We will focus on three key elements for producing epicurves: histogram plots, scaling date axes and their labels, and general plot theme annotation. The example below demonstrates how to configure these three elements for a simple incidence2 object.

R

# Define date breaks for the x-axis
breaks <- seq.Date(
  from = min(as.Date(daily_incidence$date_index, na.rm = TRUE)),
  to = max(as.Date(daily_incidence$date_index, na.rm = TRUE)),
  by = 20 # every 20 days
)

# Create the plot
ggplot2::ggplot(data = daily_incidence) +
  geom_histogram(
    mapping = aes(
      x = as.Date(date_index),
      y = count
    ),
    stat = "identity",
    color = "blue", # bar border color
    fill = "lightblue", # bar fill color
    width = 1 # bar width
  ) +
  theme_minimal() + # apply a minimal theme for clean visuals
  theme(
    plot.title = element_text(face = "bold", hjust = 0.5), # title center + bold
    plot.subtitle = element_text(hjust = 0.5), # center subtitle
    plot.caption = element_text(face = "italic", hjust = 0), # italic caption
    axis.title = element_text(face = "bold"), # bold axis titles
    axis.text.x = element_text(angle = 45, vjust = 0.5) # rotated x-axis text
  ) +
  labs(
    x = "Date", # x-axis label
    y = "Number of new cases", # y-axis label
    title = "Daily Outbreak Cases", # plot title
    subtitle = "Epidemiological Data for the Outbreak", # plot subtitle
    caption = "Data Source: Simulated Data" # plot caption
  ) +
  scale_x_date(
    breaks = breaks, # set custom breaks on the x-axis
    labels = scales::label_date_short() # shortened date labels
  )

WARNING

Warning in geom_histogram(mapping = aes(x = as.Date(date_index), y = count), :
Ignoring unknown parameters: `binwidth` and `bins`

Use the group option in the mapping function to visualize an epicurve with different groups.
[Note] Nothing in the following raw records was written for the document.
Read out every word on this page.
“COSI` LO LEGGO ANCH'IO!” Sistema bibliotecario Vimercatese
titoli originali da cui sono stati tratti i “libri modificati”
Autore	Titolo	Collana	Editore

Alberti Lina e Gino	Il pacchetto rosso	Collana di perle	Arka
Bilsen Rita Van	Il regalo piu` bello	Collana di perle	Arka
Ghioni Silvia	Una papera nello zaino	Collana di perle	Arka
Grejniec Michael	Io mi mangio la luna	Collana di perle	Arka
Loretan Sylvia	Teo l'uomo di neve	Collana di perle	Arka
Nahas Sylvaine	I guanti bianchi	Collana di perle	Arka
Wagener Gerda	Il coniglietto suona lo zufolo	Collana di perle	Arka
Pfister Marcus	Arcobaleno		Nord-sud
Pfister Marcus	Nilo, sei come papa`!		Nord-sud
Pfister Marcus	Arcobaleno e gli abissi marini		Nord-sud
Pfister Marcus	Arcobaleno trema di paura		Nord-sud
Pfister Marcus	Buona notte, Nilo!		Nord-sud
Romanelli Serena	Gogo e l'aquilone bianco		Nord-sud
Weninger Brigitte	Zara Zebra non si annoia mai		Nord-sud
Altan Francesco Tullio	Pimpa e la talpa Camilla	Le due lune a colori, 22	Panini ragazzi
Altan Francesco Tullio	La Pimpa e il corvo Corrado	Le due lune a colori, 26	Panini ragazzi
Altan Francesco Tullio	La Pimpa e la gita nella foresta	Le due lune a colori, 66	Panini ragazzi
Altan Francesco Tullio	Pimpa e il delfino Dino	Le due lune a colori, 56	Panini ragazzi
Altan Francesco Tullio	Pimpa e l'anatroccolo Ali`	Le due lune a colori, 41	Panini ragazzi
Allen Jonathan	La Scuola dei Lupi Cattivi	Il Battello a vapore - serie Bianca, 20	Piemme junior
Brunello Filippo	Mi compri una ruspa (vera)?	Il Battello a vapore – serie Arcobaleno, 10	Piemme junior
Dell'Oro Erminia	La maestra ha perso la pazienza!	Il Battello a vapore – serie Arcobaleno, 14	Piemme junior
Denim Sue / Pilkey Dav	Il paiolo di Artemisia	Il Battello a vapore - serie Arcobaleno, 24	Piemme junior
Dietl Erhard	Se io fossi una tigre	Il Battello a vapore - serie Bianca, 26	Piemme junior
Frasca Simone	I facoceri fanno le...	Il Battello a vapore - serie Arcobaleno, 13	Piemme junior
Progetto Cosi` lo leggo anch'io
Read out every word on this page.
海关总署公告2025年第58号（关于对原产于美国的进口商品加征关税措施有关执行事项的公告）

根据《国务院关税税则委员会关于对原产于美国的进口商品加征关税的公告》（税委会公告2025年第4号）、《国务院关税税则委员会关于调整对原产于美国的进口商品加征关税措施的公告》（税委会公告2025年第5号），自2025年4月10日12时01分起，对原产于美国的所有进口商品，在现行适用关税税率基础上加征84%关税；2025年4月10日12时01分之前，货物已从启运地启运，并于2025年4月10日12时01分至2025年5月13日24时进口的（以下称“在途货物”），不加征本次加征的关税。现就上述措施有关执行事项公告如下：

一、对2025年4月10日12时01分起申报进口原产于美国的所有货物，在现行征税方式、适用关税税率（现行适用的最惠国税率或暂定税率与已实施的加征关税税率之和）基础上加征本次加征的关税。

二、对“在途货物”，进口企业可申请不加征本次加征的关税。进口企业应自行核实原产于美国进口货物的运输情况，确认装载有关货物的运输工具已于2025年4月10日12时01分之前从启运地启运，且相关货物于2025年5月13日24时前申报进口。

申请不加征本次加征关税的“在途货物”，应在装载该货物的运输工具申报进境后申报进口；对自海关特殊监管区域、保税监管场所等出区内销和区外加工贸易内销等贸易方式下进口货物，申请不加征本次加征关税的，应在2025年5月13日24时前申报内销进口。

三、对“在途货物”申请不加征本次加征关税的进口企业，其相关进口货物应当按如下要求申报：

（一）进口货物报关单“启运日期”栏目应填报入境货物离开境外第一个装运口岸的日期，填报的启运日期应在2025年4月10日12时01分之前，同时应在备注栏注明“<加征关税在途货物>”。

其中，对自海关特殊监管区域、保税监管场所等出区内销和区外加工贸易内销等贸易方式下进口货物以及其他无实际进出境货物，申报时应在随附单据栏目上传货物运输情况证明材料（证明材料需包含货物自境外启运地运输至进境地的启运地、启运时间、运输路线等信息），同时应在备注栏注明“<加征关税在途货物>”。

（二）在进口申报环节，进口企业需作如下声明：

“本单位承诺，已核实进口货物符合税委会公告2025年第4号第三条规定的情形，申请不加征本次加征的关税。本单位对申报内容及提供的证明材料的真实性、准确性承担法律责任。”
If there is more than one grouping factor, use the facet_wrap() option, as demonstrated in the example below:

R

# Create a daily incidence object grouped by sex
daily_incidence_2 <- incidence2::incidence(
  sim_data,
  date_index = "date_onset",
  groups = "sex",
  interval = "day", # Aggregate by daily intervals
  complete_dates = TRUE # Complete missing dates
)

R

# Plot daily incidence faceted by sex
ggplot2::ggplot(data = daily_incidence_2) +
  geom_histogram(
    mapping = aes(
      x = as.Date(date_index),
      y = count,
      group = sex,
      fill = sex
    ),
    stat = "identity"
  ) +
  theme_minimal() + # apply minimal theme
  theme(
    plot.title = element_text(face = "bold", hjust = 0.5), # title bold + center
    plot.subtitle = element_text(hjust = 0.5), # center the subtitle
    plot.caption = element_text(face = "italic", hjust = 0), # italic caption
    axis.title = element_text(face = "bold"), # bold axis labels
    axis.text.x = element_text(angle = 45, vjust = 0.5) # rotate x-axis text
  ) +
  labs(
    x = "Date", # x-axis label
    y = "Number of cases", # y-axis label
    title = "Daily Outbreak Cases by Sex", # plot title
    subtitle = "Incidence of Cases Grouped by Sex", # plot subtitle
    caption = "Data Source: Simulated Data" # caption for additional context
  ) +
  facet_wrap(~sex) + # create separate panels by sex
  scale_x_date(
    breaks = breaks, # set custom date breaks
    labels = scales::label_date_short() # short date format for x-axis labels
  ) +
  scale_fill_manual(values = c("lightblue", "lightpink")) # custom fill colors

WARNING

Warning in geom_histogram(mapping = aes(x = as.Date(date_index), y = count, :
Ignoring unknown parameters: `binwidth` and `bins`
Key Points
  • Use the simulist package to generate synthetic outbreak data
  • Use the incidence2 package to aggregate case data based on a date event, and other variables to produce epidemic curves.
  • Use the ggplot2 package to produce better annotated epicurves.